N.B. Its funny how when you tell people of your difficulties getting pregnant they assume it’s because of an untreated STI.  I know someone who knows someone who knows someone who didn’t even know they had Chlamydia.  Yes untreated STI's can and do lead to infertility in women but this is not the reason I can't conceive... So thanks anyway ***Insert eye rolling icon here***

x x


Monday 18 February 2013

Trying to concieve

I've been wrestling with making my journey public for some time now...  Why there is so much stigma surrounding infertility I don't know and my suffering (for want of a better word) in silence is only adding fuel to this fire.  So I'm speaking about it now, after all 1 in 6 couples will experience difficulty trying to conceive. I've been making journal entries for some time for my own benefit, so I'm going to start sharing some of these entries so you can laugh, cry, commiserate and identify with me whilst I'm on this journey.  So here goes...

2nd July 2012

Who’d have thought – after years of being on contraception, finally being ready to have a baby and it doesn’t happen.  All my partners’ tests are ok so it’s me.  Unexplained infertility they call it while they carry out more tests, investigations and operations to see what form of treatment I might need.  Have I mentioned how everyone around me is pregnant?  Since I’ve come off the pill (18 months ago) there’s been 3 people at work and 6 friends and relatives including my little sister who is pregnant with her 2nd and my closest friend who started trying when I finally confided in her the difficulties I was having.  Go figure she gets pregnant the month she stops taking contraception and when she and her partner were arguing – so the sexy time was limited.  Not to mention all the celebrities and people on my commute to work.  I see pregnant women like the little kid in the Sixth Sense saw dead people - all the freakin time.  Is it not enough that you’re pregnant but now you want my seat on the tube as well?

9th July 2012

It’s official. I now need to try IUI or the more invasive IVF if I’m to have a baby as I definitely need help in order to get pregnant.  I guess I’m over the initial shock and disappointment, because I’m no longer bawling my eyes out every 5 minutes.  Instead I am left feeling like a total failure – why doesn’t my body work?  Seriously, why me?  I’ve never smoked, or taken drugs.  My partner doesn’t even drink much less the other 2.  We are healthy and crazy in love.  Yet obese people, drug takers, alcoholics and smokers get pregnant without even trying.  Accidents.  Mistakes.

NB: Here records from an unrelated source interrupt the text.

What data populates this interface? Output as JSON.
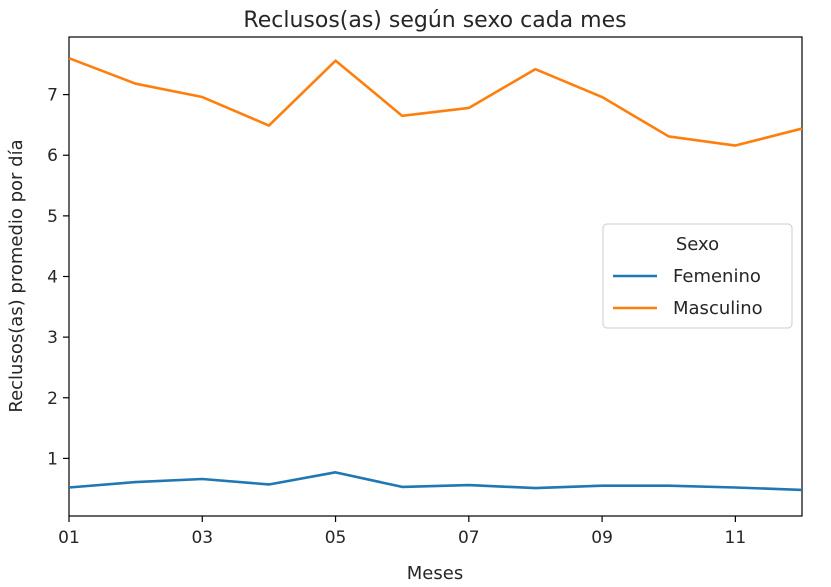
{
  "chart_data": {
    "type": "line",
    "title": "Reclusos(as) según sexo cada mes",
    "xlabel": "Meses",
    "ylabel": "Reclusos(as) promedio por día",
    "x": [
      "01",
      "02",
      "03",
      "04",
      "05",
      "06",
      "07",
      "08",
      "09",
      "10",
      "11",
      "12"
    ],
    "x_tick_labels": [
      "01",
      "03",
      "05",
      "07",
      "09",
      "11"
    ],
    "y_ticks": [
      1,
      2,
      3,
      4,
      5,
      6,
      7
    ],
    "xlim": [
      1,
      12
    ],
    "ylim": [
      0.05,
      7.95
    ],
    "grid": false,
    "legend": {
      "title": "Sexo",
      "placement": "center-right"
    },
    "series": [
      {
        "name": "Femenino",
        "color": "#1f77b4",
        "values": [
          0.52,
          0.61,
          0.66,
          0.57,
          0.77,
          0.53,
          0.56,
          0.51,
          0.55,
          0.55,
          0.52,
          0.48
        ]
      },
      {
        "name": "Masculino",
        "color": "#ff7f0e",
        "values": [
          7.6,
          7.18,
          6.96,
          6.49,
          7.56,
          6.65,
          6.78,
          7.42,
          6.96,
          6.31,
          6.16,
          6.44
        ]
      }
    ]
  }
}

And here’s me, planning sex like a military operation every month so it’s timed exactly when I ovulate give or take a couple of hours – peeing on sticks and checking vaginal mucus like a gynaecologist and still nothing.  My period arrives and a try to convince myself it could be implantation bleed as its quite light.  And then when it gets heavier throughout the day I convince myself further that a lot of people still had a period even though they were pregnant.  The 4th BFN kind of confirms that I’m not nor was I ever pregnant – no matter how much I felt my boobs tingling when I put on my over the shoulder boulder holder.  They say karma is a bitch; I must have been a real piece of work in a previous life to deserve this.  I don’t even think I believe in past lives and reincarnation.  Anyhoo – I am officially on the NHS waiting list for IVF which takes 4/5 months in my area.  Luckily where I live, I’m able to have the full 3 cycles recommended by the NICE guidelines.